Imaginez-vous Pallas qui s'oppose à un decret du sénat, qui modere lui-même ses propres honneurs, qui refuse quinze millions de sesterces, comme si c'était trop, et qui accepte les marques de la dignité des préteurs, comme si c'était moins. Représentez-vous l'empereur, qui, à la face du sénat, obéit aux prières, ou plutôt aux commandements de son affranchi ; car un affranchi qui, dans le sénat, se donne la liberté de prier son patron, lui commande. Figurez-vous le sénat, qui, jusqu'à l'extrémité, déclare qu'il a commencé avec autant de plaisir que de justice, à décerner cette somme, et de tels honneurs à Pallas ; et qu'il persisterait encore, s'il n'était obligé de se soumettre aux volontés du prince, qu'il n'est permis de contredire en aucune chose. Ainsi donc, pour ne point forcer Pallas de prendre quinze millions de sesterces dans le trésor public, on a eu besoin de sa modération et de l'obéissance du sénat, qui n'aurait pas obéi, s'il lui eut été permis de résister en rien aux volontés de l'empereur !

Vous croyez être à la fin ; attendez, et écoutez le meilleur : " C'est pourquoi, comme il est très-avantageux de mettre au jour les faveurs dont le prince a honoré et récompensé ceux qui le méritaient, et particulièrement dans les lieux où l'on peut engager à l'imitation les personnes chargées du soin de ses affaires ; et que l'éclatante fidélité et probité de Pallas, sont les modèles les plus propres à exciter une honnête émulation, il a été résolu que le discours prononcé dans le sénat par l'empereur le 28 Janvier dernier, et le decret du sénat à ce sujet, seraient gravés sur une table d'airain, qui sera appliquée près de la statue qui représente Jules-César en habit de guerre. "

On a compté pour peu que le sénat eut été témoin de ces honteuses bassesses. On a choisi le lieu le plus exposé pour les mettre devant les yeux des hommes de ce siècle, et des siècles futurs. On a pris soin de graver sur l'airain tous les honneurs d'un insolent esclave, ceux même qu'il avait refusés ; mais qu'autant qu'il dépendait des auteurs du decret il avait possédés.

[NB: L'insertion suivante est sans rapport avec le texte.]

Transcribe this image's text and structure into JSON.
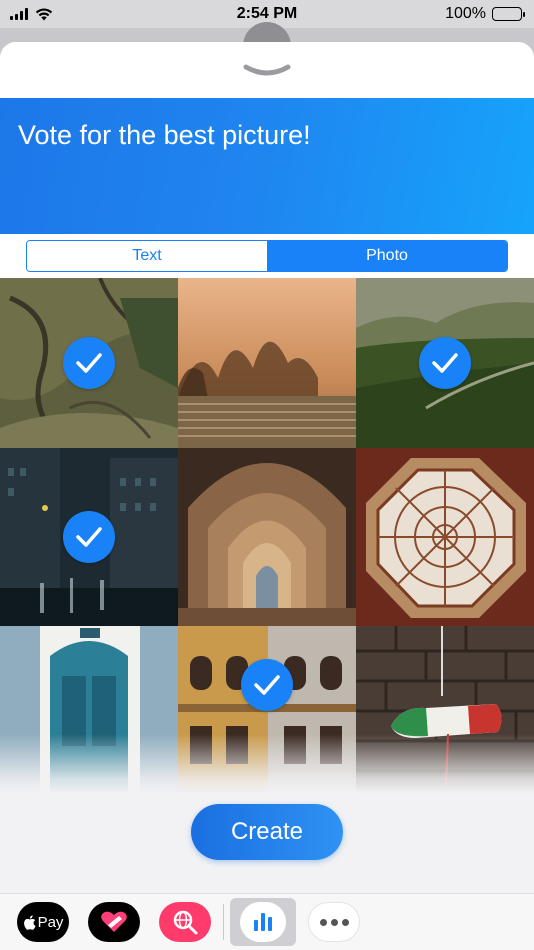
{
  "status_bar": {
    "time": "2:54 PM",
    "battery": "100%",
    "signal_icon": "cellular-signal-icon",
    "wifi_icon": "wifi-icon",
    "battery_icon": "battery-icon"
  },
  "sheet": {
    "collapse_icon": "chevron-down-icon",
    "banner_title": "Vote for the best picture!"
  },
  "segments": {
    "text_label": "Text",
    "photo_label": "Photo",
    "selected": "Photo"
  },
  "photos": [
    {
      "subject": "aerial-fields",
      "selected": true
    },
    {
      "subject": "misty-trees",
      "selected": false
    },
    {
      "subject": "green-valley",
      "selected": true
    },
    {
      "subject": "rainy-street",
      "selected": true
    },
    {
      "subject": "arched-corridor",
      "selected": false
    },
    {
      "subject": "octagonal-skylight",
      "selected": false
    },
    {
      "subject": "blue-door",
      "selected": false
    },
    {
      "subject": "building-facade",
      "selected": true
    },
    {
      "subject": "shoe-on-wall",
      "selected": false
    }
  ],
  "create_label": "Create",
  "app_drawer": {
    "apple_pay_label": "Pay",
    "apps": [
      "apple-pay-icon",
      "heart-sticker-icon",
      "search-globe-icon",
      "poll-icon",
      "more-icon"
    ]
  },
  "colors": {
    "accent": "#1a82f7",
    "banner_start": "#1d77e8",
    "banner_end": "#16a4fb"
  }
}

On a écrit dans les registres publics, pour en conserver à jamais le souvenir, qu'on lui avait déféré les marques de distinction que portent les préteurs, comme on y écrivait autrefois les anciens traités d'alliance, les lois sacrées. Tant l'empereur, le sénat, Pallas lui-même, eut montré de... (je ne sais que dire), qu'ils semblent s'être empressés d'étaler à la vue de l'univers, Pallas son insolence, l'empereur sa faiblesse, le sénat sa misere.

Est-il possible que le sénat n'ait pas eu honte de chercher des prétextes à son infamie ? La belle, l'admirable raison que l'envie d'exciter une noble émulation dans les esprits, par l'exemple des grandes récompenses dont était comblé Pallas. Voyez par-là dans quel avilissement tombaient les honneurs, je dis ceux-même que Pallas ne refusait pas. On trouvait pourtant des personnes de naissance qui désiraient, qui recherchaient avec ardeur, ce qu'ils voyaient être accordé à un affranchi, être promis à des esclaves. Que j'ai de joie de n'être point né dans ces temps, qui me font rougir comme si j'y avais vécu !

Cette lettre de Pline nous offre tout-à-la-fais un exemple des plus singuliers de la stupidité d'un prince, de la bassesse d'un sénat, et de l'orgueil d'un esclave. Cette épitaphe nous apprend encore combien il y a de momerie et d'impertinence dans les inscriptions prostituées à des infames et à des malheureux, car il n'y a guère eu d'infame plus grand que ce Pallas. Il est vrai d'un autre côté que quand le caprice de la fortune élève si haut de tels misérables, elle ne fait que les exposer davantage à la risée publique. (D.J.)